魚種別の漁獲可能量を決定することは国連海洋法条約に定められた各国の義務であるが、現状では魚種ごとの資源量を的確に把握できる技術がない。そこでイルカ型ソナーをモデルとして、高精細で対象の種類を見分けることができる新しい海中観測技術を実用段階にまで高め、目標とする魚を素早く的確に認知し判別することができる広帯域対象判別ソナーを開発する。

【中間評価結果概要】

イルカ型ソナーの開発は世界初であり、現在、計量魚探として我が国の試験・研究船に標準的に装備されている外国製(シムラッド社製)を凌ぐことが期待できる。世界最高水準の測器を開発することはSmart fisheryを目指す上で、国策として極めて重要である。当該研究分野あるいは機器開発の点では、世界のトップレベルに並べる研究チームであると評価できる。コンソーシアムを構成する3者が、連携してそれぞれ当初目標をクリアーする成果をあげてきている。コンソーシアム全体の研究成果発表(学術論文)も順調であり、コア技術についての特許出願にも至っている。

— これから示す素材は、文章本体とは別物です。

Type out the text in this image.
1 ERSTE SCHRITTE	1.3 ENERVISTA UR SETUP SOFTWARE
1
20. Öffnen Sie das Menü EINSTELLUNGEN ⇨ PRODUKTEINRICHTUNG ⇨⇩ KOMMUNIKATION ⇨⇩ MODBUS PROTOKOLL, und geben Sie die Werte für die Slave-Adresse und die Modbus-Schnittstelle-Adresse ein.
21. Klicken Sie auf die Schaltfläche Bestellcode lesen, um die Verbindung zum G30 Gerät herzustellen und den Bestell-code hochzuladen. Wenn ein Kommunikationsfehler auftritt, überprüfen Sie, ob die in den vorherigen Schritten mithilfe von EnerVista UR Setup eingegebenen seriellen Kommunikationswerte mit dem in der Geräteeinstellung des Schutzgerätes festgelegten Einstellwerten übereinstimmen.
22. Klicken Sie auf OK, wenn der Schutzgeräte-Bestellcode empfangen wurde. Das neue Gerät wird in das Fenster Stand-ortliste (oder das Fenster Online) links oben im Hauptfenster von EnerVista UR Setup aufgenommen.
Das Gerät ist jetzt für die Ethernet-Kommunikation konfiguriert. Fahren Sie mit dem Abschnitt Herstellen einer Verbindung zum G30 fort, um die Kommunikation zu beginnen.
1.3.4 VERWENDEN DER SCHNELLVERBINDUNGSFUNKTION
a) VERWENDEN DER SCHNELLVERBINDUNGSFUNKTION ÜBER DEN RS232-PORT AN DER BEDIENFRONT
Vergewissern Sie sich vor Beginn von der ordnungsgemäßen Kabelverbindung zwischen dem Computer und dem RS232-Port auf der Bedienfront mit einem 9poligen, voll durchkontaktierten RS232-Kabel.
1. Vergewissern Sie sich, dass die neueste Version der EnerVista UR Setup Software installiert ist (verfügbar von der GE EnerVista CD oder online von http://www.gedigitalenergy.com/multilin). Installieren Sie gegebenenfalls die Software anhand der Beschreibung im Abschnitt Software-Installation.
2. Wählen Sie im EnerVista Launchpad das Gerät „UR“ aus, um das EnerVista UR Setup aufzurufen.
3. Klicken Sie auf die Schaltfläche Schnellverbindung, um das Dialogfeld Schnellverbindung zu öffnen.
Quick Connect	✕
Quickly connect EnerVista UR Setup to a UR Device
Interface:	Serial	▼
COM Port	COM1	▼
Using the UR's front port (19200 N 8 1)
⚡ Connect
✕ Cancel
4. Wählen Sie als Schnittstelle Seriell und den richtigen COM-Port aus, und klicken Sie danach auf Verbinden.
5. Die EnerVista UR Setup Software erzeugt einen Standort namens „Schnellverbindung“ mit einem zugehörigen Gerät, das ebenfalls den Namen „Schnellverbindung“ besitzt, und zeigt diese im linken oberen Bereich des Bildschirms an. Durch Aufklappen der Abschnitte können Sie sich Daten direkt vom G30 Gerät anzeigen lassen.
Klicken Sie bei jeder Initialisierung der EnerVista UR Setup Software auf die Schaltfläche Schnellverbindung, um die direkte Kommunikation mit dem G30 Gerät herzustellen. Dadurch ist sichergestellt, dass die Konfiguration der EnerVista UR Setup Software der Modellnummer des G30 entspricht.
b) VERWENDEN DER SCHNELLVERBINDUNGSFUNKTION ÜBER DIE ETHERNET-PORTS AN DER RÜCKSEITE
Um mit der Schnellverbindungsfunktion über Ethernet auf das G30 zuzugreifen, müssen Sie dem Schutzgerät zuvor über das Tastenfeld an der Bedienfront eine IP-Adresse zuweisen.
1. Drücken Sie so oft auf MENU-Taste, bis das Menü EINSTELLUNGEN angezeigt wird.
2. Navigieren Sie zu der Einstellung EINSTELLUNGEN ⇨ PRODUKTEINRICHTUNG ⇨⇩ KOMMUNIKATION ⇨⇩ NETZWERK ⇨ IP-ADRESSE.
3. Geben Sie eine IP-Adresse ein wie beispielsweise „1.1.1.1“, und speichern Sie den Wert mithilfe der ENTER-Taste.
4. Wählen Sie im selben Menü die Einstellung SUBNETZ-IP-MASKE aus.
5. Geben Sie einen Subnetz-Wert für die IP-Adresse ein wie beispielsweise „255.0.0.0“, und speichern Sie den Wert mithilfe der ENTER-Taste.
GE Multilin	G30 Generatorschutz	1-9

研究は、おおむね実証的に優れており、今後の発展が大いに期待できる。しかしながら、更なる技術の深化あるいは、実証化のためには魚体内部構造の推定アルゴリズム開発が最も大きな鍵を握っていると思われる。コンソーシアム内での資源の再配分、集約化・重点化が特に求められる。
コンソーシアムの良好な連携は今後とも更に深め、残された短い時間を有効に生かして、国内外で本技術が早急に認知されるように全力を傾けてほしい。当該分野でこの間に失われてきた国際競争力を再び向上させる原動力となることを期待する。